[Ocfs2-users] Hangups

Wed Nov 16 03:36:37 PST 2011

Hi all!

I have a four-node OCFS2-kluster running RHEL 5.7 (x86_64) on ProLiants DL360-G5's
with 6 GB RAM each. Two webservers running Apache and two MySQL-servers.

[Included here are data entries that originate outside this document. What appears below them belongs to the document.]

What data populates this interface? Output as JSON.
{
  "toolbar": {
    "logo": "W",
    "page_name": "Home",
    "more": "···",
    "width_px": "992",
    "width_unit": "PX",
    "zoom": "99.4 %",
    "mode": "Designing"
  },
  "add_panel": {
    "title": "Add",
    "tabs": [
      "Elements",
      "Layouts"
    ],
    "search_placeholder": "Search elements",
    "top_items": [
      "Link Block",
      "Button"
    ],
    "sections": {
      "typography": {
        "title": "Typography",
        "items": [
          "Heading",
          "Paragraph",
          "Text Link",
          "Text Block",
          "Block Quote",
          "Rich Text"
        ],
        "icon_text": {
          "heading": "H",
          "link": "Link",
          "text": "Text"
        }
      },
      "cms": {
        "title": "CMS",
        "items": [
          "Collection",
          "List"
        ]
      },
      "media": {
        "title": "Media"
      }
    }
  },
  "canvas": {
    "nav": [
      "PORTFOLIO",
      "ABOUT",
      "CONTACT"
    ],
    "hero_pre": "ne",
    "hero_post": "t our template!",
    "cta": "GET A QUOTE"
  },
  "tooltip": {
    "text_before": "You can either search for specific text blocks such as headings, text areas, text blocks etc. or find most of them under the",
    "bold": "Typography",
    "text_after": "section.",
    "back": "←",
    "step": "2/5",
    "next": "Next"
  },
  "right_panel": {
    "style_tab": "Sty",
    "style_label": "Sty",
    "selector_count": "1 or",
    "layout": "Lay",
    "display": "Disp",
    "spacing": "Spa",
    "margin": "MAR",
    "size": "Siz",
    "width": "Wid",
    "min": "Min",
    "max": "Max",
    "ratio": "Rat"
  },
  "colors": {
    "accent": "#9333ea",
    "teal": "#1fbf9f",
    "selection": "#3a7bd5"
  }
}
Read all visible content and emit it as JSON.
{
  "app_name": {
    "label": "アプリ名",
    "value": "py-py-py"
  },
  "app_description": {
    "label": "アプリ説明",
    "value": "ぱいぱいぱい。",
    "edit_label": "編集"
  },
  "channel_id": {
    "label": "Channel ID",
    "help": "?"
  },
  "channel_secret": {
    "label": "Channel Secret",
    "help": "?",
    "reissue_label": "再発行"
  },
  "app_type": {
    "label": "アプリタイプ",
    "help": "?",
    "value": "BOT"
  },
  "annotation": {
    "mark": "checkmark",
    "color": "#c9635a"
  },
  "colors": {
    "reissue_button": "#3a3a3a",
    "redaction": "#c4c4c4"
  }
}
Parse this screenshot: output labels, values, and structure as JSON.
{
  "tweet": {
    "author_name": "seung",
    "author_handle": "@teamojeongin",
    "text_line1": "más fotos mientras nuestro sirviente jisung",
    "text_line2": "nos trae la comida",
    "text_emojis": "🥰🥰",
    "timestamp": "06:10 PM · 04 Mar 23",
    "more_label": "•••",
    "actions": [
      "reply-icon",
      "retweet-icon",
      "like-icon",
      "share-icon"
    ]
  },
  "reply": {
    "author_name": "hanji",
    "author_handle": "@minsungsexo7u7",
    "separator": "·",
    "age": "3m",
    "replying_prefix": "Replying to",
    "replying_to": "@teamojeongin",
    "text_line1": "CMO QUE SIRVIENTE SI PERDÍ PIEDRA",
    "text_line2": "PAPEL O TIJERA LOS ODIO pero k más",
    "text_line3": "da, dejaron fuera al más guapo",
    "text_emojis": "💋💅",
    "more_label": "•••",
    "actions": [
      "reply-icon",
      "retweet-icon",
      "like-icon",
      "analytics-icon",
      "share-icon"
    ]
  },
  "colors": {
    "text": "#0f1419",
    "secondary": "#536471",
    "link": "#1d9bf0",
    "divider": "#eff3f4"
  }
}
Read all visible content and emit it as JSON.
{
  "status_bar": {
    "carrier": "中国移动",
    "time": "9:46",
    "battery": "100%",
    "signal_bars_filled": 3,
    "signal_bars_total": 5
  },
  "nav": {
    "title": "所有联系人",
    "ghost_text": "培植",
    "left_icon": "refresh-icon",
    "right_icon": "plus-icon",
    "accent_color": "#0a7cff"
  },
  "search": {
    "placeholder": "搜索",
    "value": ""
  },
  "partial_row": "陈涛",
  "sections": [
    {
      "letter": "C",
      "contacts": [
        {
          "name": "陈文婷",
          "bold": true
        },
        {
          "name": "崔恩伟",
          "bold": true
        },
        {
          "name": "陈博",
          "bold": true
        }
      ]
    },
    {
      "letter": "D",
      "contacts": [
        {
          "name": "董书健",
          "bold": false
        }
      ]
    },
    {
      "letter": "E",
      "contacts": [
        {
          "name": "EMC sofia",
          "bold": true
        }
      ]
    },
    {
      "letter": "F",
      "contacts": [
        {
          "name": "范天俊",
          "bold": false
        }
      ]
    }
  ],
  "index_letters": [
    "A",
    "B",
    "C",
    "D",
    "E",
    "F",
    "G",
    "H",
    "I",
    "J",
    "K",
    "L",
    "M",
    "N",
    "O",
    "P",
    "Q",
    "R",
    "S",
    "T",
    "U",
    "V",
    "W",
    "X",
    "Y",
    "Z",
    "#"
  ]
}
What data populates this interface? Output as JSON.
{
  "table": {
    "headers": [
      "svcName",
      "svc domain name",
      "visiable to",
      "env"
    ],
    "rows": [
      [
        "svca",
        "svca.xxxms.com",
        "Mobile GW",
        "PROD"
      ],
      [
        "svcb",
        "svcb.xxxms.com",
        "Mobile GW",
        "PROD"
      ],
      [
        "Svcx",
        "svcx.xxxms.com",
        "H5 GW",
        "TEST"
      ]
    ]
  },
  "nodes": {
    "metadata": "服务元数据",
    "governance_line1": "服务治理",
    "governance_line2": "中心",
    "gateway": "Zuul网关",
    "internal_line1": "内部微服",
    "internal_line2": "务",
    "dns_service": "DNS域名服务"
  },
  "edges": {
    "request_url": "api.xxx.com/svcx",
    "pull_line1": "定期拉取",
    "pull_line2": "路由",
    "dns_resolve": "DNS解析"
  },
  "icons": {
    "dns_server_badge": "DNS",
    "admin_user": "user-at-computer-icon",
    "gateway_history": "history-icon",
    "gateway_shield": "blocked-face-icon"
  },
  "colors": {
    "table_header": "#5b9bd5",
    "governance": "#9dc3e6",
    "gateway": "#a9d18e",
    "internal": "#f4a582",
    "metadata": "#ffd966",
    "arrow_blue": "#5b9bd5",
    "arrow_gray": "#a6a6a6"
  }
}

I've
shut down OCFS2 on the DB-servers since it's never really been used there, so it's only
live on the webservers.

OCFS2 is a 14-disk RAID-10 connected via dedicated QLogic iSCSI-NICs via a Gigabit
switch. The serves are connected to the same switch on a separate VLAN for the
heartbeat. They also have dedicated Gbps-NICs for frontend and backend traffic.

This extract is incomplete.